When you’re looking at legacy, DirectX 11 gaming performance the GTX 1060 still has the legs to give AMD’s RX 580, and even the new RX 590, a bloody nose. It’s often a few fps on average ahead of the Radeon crew, so if you pick your battles things still look great for Nvidia’s mainstream maestro.
But when it comes to modern APIs, such as DirectX 12 or the criminally underused Vulkan APIs, then the Radeon GPUs pull ahead. It’s the same story when you look at gaming using higher resolutions too. The expanded video system of the Polaris-based cards just gives them the edge when there are more pixels to push around and larger textures to paint.
Yet while it does often lose out to the RX 580 and RX 590 cards, it’s still a mighty impressive card when it comes to 1440p gaming performance. That used to be the sole domain of $400 GPUs, but the GTX 1060 still has a lot to offer even here. It’s a shame Nvidia chose to limit the GTX 1060 and not allow SLI configurations, something it has now extended up the stack to the RTX 2070, as picking up a second GPU this far down the line would give existing GTX 1060 owners a seriously powerful package.
Where there is a big disparity though is in the energy efficiency of the two GPU architectures. The Nvidia chip draws much less juice than the AMD cards, most especially if you look at the performance of a heavily overclocked RX 580. At full speed the GTX 1060 is almost 100W lighter at the plug than the STRIX version of Asus’ RX 580 card.

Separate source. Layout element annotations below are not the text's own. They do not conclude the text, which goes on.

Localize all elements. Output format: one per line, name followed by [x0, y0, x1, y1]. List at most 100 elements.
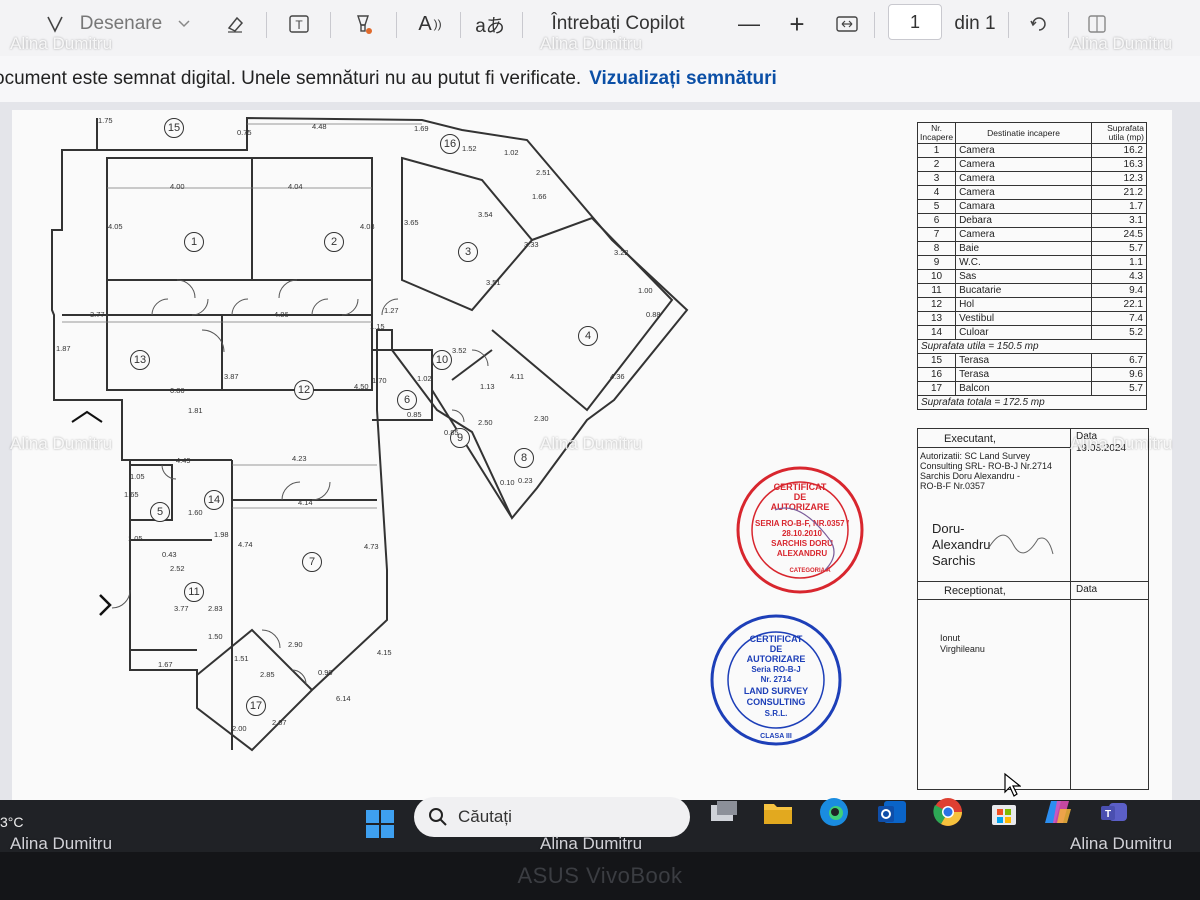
legend-cell-name: Camara	[955, 199, 1092, 214]
red-stamp-line8: CATEGORIA A	[789, 568, 831, 574]
task-view-icon[interactable]	[706, 794, 742, 830]
dimension-label: 0.90	[318, 668, 333, 677]
chrome-icon[interactable]	[930, 794, 966, 830]
legend-cell-nr: 7	[916, 227, 957, 242]
chevron-down-icon[interactable]	[172, 6, 196, 42]
view-signatures-link[interactable]: Vizualizați semnături	[589, 68, 777, 90]
legend-cell-name: W.C.	[955, 255, 1092, 270]
legend-cell-area: 1.1	[1091, 255, 1147, 270]
highlight-icon[interactable]	[346, 6, 380, 42]
search-placeholder: Căutați	[458, 807, 512, 826]
store-icon[interactable]	[986, 794, 1022, 830]
room-number: 6	[397, 390, 417, 410]
data-label-2: Data	[1076, 584, 1098, 595]
dimension-label: 1.51	[234, 654, 249, 663]
receiver-name: Ionut Virghileanu	[940, 633, 985, 655]
room-number: 12	[294, 380, 314, 400]
dimension-label: 6.14	[336, 694, 351, 703]
legend-rooms: 1 Camera 16.2 2 Camera 16.3 3 Camera 12.3 4 Camera…	[916, 143, 1147, 340]
dimension-label: 1.52	[462, 144, 477, 153]
legend-cell-area: 5.7	[1091, 381, 1147, 396]
legend-row: 3 Camera 12.3	[916, 171, 1147, 186]
legend-grand-total: Suprafata totala = 172.5 mp	[917, 395, 1147, 410]
dimension-label: 4.00	[170, 182, 185, 191]
watermark: Alina Dumitru	[1070, 34, 1173, 53]
legend-cell-name: Baie	[955, 241, 1092, 256]
watermark: Alina Dumitru	[10, 34, 113, 53]
legend-cell-name: Camera	[955, 227, 1092, 242]
outlook-icon[interactable]	[874, 794, 910, 830]
dimension-label: 1.15	[370, 322, 385, 331]
blue-stamp-line5: Nr. 2714	[761, 675, 792, 684]
pdf-page: 1 2 3 4 5 6 7 8 9 10 11 12 13 14 15 16 17 1.75 0.75 4.48 1.6…	[12, 110, 1172, 800]
red-stamp-line2: DE	[794, 492, 807, 502]
taskbar-search[interactable]: Căutați	[414, 797, 690, 837]
text-box-icon[interactable]: T	[282, 6, 316, 42]
legend-cell-nr: 17	[916, 381, 957, 396]
dimension-label: 3.33	[524, 240, 539, 249]
eraser-icon[interactable]	[218, 6, 252, 42]
blue-stamp-line3: AUTORIZARE	[747, 654, 806, 664]
receptionat-label: Receptionat,	[944, 585, 1006, 597]
legend-cell-name: Terasa	[955, 367, 1092, 382]
dimension-label: 4.14	[298, 498, 313, 507]
room-number: 4	[578, 326, 598, 346]
blue-stamp-line6: LAND SURVEY	[744, 686, 808, 696]
rotate-icon[interactable]	[1022, 6, 1056, 42]
legend-cell-name: Bucatarie	[955, 283, 1092, 298]
dimension-label: 3.54	[478, 210, 493, 219]
legend-cell-nr: 11	[916, 283, 957, 298]
dimension-label: 1.13	[480, 382, 495, 391]
dimension-label: 2.07	[272, 718, 287, 727]
legend-cell-nr: 8	[916, 241, 957, 256]
dimension-label: 2.30	[534, 414, 549, 423]
dimension-label: 0.23	[518, 476, 533, 485]
dimension-label: 2.00	[232, 724, 247, 733]
legend-row: 7 Camera 24.5	[916, 227, 1147, 242]
file-explorer-icon[interactable]	[760, 794, 796, 830]
room-number: 11	[184, 582, 204, 602]
search-icon	[429, 808, 447, 826]
legend-useful-total: Suprafata utila = 150.5 mp	[917, 339, 1147, 354]
legend-cell-area: 1.7	[1091, 199, 1147, 214]
red-stamp-line6: SARCHIS DORU	[771, 539, 833, 548]
signature-box: Executant, Data 19.08.2024 Autorizatii: …	[917, 428, 1149, 790]
room-number: 16	[440, 134, 460, 154]
legend-cell-area: 12.3	[1091, 171, 1147, 186]
copilot-icon[interactable]	[1040, 794, 1076, 830]
dimension-label: 1.27	[384, 306, 399, 315]
room-number: 7	[302, 552, 322, 572]
teams-icon[interactable]: T	[1096, 794, 1132, 830]
blue-certificate-stamp: CERTIFICAT DE AUTORIZARE Seria RO-B-J Nr…	[710, 614, 842, 746]
room-number: 1	[184, 232, 204, 252]
legend-cell-name: Camera	[955, 157, 1092, 172]
dimension-label: 1.87	[56, 344, 71, 353]
weather-temp[interactable]: 3°C	[0, 814, 24, 830]
translate-icon[interactable]: aあ	[472, 6, 508, 42]
red-stamp-line3: AUTORIZARE	[771, 502, 830, 512]
read-aloud-label: A	[418, 12, 432, 35]
blue-stamp-line4: Seria RO-B-J	[751, 665, 800, 674]
edge-icon[interactable]	[816, 794, 852, 830]
dimension-label: 1.50	[208, 632, 223, 641]
room-number: 8	[514, 448, 534, 468]
dimension-label: 0.43	[162, 550, 177, 559]
legend-cell-area: 24.5	[1091, 227, 1147, 242]
windows-start-icon[interactable]	[362, 806, 398, 842]
room-number: 15	[164, 118, 184, 138]
dimension-label: 0.88	[646, 310, 661, 319]
legend-cell-name: Terasa	[955, 353, 1092, 368]
legend-header-row: Nr. Incapere Destinatie incapere Suprafa…	[916, 122, 1147, 144]
dimension-label: 2.50	[478, 418, 493, 427]
legend-cell-nr: 4	[916, 185, 957, 200]
page-number-input[interactable]: 1	[888, 4, 942, 40]
fit-width-icon[interactable]	[832, 6, 862, 42]
red-stamp-line1: CERTIFICAT	[774, 482, 827, 492]
dimension-label: 3.77	[174, 604, 189, 613]
read-aloud-icon[interactable]: A))	[410, 6, 450, 42]
dimension-label: 1.67	[158, 660, 173, 669]
zoom-out-button[interactable]: —	[734, 6, 764, 42]
legend-row: 14 Culoar 5.2	[916, 325, 1147, 340]
zoom-in-button[interactable]: +	[782, 6, 812, 42]
dimension-label: 1.70	[372, 376, 387, 385]
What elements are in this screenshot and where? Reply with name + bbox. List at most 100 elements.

The Nvidia GTX 1060 is still a great graphics card, and if it was closer to the price of the RX 580 it would be much harder to call a winner. They almost trade blows in the gaming benchmark stakes so it would be a tie if they were priced at the same level. As it is the AMD card is considerably cheaper, and a better bet for mainstream PC gaming going forward too.
But if you’re looking to build a quiet, efficient, small form factor machine then AMD’s big, brash GPU isn’t going to help. The efficient, cool-running mainstream Pascal was a fantastic choice for a mini-gaming PC that you didn’t want melting a hole in your living room carpet or burning a through your desk.
Nvidia has finally called time on the Pascal generation though, and the GTX 1660 Ti, with its GTX 1070-level gaming performance, is the final nail in the coffin. It offers everything the GTX 1060 did, but in a better overall package with a similar price point.
There’s still a place for one of the best Pascal GPUs ever made, but AMD has been making it harder and harder to recommend. And now the GTX 1660 Ti has arrived it’s impossible to recommend as a new purchase.
Nvidia GTX 1060
AMD's RX 580 has been giving the best Pascal card a real headache recently, but now Nvidia has effectively retired the GTX 1060 with the release of the superior GTX 1660 Ti.